Esse padrão espaço-temporal se molda a partir de uma forte dependência da natureza, num ritmo lento plasmado num modo de vida e numa sociabilidade pautadas no esquema rio-várzea-floresta. A vida se tece pelas relações estabelecidas com e através do rio. (CRUZ, 2008, p. 49).

Seus argumentos enfatizam que o homem e o rio são os dois mais ativos agentes da geografia humana na Amazônia. Destaca que o rio enche a vida do homem de motivações psicológicas, que o rio imprime à sociedade rumos e tendências e dessa forma cria modos de vida característicos na realidade regional. Cruz (2008) aponta que o rio representa esse espaço de referência identitária.
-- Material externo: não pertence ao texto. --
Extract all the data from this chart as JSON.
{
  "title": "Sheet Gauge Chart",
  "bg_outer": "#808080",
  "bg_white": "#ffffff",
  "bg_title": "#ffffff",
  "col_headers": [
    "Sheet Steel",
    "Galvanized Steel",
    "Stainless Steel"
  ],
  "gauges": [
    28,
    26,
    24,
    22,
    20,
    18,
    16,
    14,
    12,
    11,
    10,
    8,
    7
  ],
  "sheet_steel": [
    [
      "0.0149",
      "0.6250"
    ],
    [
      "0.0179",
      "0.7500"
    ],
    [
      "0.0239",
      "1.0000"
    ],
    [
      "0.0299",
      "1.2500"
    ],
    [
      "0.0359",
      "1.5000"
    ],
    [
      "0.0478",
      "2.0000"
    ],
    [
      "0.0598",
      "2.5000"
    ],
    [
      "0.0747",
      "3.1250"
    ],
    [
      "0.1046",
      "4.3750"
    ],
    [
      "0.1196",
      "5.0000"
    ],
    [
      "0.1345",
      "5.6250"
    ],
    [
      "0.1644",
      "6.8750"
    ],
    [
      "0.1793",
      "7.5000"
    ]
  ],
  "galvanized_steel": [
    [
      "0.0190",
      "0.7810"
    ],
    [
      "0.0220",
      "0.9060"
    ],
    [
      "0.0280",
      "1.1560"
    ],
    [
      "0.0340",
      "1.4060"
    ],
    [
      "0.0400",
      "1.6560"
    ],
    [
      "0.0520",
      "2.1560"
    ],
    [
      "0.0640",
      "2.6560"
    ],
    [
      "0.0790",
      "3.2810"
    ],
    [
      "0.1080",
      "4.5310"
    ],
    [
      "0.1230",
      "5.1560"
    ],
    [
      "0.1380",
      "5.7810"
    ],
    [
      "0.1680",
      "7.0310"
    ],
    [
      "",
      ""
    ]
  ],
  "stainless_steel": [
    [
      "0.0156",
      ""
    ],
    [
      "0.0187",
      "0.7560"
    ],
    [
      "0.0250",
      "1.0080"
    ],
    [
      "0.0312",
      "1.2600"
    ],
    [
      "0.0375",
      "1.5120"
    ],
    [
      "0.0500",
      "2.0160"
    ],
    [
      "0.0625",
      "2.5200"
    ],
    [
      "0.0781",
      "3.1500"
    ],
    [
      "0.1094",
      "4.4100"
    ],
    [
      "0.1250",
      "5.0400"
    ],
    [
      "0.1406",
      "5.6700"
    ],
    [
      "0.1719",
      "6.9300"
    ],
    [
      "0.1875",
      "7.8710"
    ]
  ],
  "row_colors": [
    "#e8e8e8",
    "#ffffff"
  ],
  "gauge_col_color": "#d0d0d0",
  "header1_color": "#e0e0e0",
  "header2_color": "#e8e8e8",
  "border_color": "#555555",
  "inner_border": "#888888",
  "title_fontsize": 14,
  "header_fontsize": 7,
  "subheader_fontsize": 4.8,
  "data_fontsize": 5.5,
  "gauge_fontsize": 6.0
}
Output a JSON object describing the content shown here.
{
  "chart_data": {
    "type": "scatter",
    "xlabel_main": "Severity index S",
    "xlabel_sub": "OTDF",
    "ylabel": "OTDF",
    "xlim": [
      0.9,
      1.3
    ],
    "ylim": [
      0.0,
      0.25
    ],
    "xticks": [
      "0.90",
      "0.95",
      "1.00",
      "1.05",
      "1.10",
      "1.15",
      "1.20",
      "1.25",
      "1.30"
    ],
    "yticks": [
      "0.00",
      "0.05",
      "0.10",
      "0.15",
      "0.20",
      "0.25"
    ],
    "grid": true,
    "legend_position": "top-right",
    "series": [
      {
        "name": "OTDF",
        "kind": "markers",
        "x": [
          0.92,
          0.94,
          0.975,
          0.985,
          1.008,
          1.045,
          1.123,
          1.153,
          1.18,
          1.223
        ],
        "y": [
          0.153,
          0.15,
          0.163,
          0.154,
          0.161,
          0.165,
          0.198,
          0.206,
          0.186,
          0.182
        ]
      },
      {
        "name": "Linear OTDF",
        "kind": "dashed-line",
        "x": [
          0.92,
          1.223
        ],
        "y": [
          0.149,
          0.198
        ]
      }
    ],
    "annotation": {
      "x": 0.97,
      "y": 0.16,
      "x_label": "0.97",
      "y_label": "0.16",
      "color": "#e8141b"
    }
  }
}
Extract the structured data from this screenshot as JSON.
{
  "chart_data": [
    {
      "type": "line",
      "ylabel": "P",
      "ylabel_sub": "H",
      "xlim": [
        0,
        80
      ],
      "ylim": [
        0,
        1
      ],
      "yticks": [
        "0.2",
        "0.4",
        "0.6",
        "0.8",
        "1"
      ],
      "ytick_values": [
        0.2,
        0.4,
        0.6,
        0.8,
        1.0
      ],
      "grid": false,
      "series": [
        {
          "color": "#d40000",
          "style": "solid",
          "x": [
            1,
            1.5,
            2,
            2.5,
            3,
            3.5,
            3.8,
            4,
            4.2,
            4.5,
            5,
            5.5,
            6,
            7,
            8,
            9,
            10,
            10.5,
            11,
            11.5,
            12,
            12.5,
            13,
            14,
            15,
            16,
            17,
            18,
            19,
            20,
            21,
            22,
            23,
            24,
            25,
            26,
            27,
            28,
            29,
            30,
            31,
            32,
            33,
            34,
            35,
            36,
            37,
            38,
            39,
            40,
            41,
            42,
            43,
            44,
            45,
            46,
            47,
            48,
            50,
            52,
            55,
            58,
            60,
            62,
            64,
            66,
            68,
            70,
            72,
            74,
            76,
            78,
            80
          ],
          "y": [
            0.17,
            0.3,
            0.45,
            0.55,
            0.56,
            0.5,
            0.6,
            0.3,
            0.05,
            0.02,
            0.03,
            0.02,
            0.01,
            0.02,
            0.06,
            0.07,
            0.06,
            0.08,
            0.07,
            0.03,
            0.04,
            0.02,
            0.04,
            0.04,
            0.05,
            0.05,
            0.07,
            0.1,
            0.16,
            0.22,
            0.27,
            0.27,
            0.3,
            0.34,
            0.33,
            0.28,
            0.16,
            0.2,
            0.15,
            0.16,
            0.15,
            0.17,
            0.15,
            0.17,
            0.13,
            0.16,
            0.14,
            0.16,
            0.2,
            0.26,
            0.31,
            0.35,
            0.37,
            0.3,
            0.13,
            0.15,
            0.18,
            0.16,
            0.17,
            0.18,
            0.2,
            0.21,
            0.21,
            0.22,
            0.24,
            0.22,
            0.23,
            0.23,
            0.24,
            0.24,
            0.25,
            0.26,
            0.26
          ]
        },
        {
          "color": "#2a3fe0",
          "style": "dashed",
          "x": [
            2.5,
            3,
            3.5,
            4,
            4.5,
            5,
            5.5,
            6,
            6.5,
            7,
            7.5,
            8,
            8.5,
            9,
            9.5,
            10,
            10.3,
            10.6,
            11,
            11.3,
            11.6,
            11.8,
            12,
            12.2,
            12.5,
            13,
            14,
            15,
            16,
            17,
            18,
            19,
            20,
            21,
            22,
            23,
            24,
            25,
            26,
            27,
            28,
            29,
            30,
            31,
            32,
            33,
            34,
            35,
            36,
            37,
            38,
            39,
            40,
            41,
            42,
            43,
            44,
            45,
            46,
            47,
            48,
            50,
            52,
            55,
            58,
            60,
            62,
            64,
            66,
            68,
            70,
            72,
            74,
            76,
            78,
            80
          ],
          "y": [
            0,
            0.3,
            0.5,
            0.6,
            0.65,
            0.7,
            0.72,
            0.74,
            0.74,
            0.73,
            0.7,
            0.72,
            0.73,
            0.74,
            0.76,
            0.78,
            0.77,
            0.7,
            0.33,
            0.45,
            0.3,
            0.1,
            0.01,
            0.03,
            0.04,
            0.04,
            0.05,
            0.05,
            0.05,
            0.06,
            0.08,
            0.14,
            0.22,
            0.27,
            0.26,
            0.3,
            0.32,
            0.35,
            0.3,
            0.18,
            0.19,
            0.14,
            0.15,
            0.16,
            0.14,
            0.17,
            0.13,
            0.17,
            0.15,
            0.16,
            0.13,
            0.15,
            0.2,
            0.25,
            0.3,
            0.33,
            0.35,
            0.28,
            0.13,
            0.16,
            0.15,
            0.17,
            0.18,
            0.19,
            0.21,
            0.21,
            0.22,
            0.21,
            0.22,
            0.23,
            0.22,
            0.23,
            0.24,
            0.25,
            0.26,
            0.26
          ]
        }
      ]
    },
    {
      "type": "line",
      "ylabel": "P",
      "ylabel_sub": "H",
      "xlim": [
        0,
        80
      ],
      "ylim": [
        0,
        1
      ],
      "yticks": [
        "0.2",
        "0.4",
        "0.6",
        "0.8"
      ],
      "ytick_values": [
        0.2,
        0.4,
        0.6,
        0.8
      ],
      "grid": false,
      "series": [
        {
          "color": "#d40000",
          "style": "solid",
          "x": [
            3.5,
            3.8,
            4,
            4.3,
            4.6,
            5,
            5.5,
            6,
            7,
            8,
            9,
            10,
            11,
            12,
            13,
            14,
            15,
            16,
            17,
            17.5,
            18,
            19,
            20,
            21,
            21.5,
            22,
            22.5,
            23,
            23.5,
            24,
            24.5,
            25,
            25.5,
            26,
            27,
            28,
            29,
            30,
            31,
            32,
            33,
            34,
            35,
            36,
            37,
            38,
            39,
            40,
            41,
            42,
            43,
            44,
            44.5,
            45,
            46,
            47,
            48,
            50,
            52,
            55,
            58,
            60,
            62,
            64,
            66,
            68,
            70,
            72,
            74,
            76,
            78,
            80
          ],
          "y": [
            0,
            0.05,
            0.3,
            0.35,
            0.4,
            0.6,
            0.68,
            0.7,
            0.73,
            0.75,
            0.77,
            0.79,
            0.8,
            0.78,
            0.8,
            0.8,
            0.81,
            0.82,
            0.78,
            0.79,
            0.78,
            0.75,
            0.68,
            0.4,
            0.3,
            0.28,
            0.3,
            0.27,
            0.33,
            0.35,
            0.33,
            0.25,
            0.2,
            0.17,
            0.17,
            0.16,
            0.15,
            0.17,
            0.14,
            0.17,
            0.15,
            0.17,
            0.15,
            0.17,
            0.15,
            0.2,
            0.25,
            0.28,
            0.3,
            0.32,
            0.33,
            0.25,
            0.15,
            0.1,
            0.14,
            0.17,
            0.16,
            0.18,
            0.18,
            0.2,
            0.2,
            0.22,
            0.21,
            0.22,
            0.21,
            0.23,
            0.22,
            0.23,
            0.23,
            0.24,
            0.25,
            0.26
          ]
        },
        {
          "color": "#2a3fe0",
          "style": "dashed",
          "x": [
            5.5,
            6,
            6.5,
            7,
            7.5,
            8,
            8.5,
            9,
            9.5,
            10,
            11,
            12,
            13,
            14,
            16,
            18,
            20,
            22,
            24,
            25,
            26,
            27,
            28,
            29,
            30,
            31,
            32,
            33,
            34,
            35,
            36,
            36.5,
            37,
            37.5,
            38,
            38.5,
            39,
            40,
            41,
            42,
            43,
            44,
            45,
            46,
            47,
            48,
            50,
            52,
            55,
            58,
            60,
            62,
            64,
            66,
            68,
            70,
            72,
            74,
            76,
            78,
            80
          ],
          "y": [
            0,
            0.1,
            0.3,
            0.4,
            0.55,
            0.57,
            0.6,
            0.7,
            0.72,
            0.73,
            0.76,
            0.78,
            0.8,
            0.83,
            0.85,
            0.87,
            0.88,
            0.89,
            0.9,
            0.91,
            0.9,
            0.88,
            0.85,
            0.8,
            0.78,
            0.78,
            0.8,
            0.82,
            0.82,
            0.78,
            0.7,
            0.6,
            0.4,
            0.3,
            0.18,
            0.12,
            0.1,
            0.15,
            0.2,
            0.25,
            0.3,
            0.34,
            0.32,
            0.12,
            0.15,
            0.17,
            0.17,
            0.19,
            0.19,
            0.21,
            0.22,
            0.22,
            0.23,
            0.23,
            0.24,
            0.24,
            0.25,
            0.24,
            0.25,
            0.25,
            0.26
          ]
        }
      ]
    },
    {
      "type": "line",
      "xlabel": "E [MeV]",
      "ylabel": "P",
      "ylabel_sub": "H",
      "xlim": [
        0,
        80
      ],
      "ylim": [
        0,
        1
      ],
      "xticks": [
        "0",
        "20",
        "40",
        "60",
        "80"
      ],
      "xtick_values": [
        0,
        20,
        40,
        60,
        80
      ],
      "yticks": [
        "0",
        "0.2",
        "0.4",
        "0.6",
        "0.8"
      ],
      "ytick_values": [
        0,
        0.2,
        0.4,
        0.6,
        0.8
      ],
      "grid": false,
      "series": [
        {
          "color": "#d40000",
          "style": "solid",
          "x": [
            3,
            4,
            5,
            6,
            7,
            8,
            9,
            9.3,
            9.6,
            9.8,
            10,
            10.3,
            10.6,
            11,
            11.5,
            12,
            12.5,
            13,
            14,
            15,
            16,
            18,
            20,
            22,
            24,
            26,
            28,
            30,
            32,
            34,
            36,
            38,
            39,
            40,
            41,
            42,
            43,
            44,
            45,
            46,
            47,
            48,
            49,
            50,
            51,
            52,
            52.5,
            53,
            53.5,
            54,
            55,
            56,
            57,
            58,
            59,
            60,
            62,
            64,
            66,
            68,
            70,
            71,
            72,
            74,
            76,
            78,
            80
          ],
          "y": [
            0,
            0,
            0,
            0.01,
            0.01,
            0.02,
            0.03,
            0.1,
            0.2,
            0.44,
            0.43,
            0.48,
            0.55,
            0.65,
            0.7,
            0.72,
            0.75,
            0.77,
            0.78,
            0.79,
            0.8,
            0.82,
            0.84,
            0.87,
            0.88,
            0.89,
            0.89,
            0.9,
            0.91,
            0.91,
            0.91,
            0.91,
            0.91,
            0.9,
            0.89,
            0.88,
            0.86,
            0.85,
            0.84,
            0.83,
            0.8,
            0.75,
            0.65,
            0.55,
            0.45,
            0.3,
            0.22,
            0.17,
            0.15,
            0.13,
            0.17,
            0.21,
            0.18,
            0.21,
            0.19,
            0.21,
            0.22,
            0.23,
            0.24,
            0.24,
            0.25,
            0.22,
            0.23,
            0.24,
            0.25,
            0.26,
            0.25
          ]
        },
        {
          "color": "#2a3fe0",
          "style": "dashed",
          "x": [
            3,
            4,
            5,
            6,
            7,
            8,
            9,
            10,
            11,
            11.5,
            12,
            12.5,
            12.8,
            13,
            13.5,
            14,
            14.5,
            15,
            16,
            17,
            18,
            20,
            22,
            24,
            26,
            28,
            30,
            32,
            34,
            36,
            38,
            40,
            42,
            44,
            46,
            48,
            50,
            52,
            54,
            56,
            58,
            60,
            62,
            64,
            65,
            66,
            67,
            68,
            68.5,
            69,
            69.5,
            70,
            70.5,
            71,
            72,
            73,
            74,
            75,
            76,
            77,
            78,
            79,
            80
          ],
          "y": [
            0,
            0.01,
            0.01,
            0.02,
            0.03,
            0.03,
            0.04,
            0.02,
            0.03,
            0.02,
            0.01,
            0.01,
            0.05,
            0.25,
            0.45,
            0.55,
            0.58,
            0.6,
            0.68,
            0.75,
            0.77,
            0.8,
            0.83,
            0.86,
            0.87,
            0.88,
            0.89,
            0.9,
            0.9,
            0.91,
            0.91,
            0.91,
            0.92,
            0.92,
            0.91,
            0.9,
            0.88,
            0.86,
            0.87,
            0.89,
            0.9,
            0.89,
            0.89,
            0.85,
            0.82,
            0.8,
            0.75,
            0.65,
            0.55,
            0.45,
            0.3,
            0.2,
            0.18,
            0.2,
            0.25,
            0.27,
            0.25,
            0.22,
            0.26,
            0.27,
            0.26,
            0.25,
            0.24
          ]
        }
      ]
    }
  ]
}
Com suas peculiaridades e observadas as devidas circunstâncias, podemos dizer que o rio Doce para a antiga Itueta, possui também essa particularidade de imprimir rumos e tendências, caracterizando a realidade socioeconômica, ambiental e cultural da população local. Dessa forma, observar essas tendências é refletir sobre as transformações suscitadas na nova cidade de Itueta, uma vez que a nova cidade não possui mais o rio como referência presente em sua estrutura.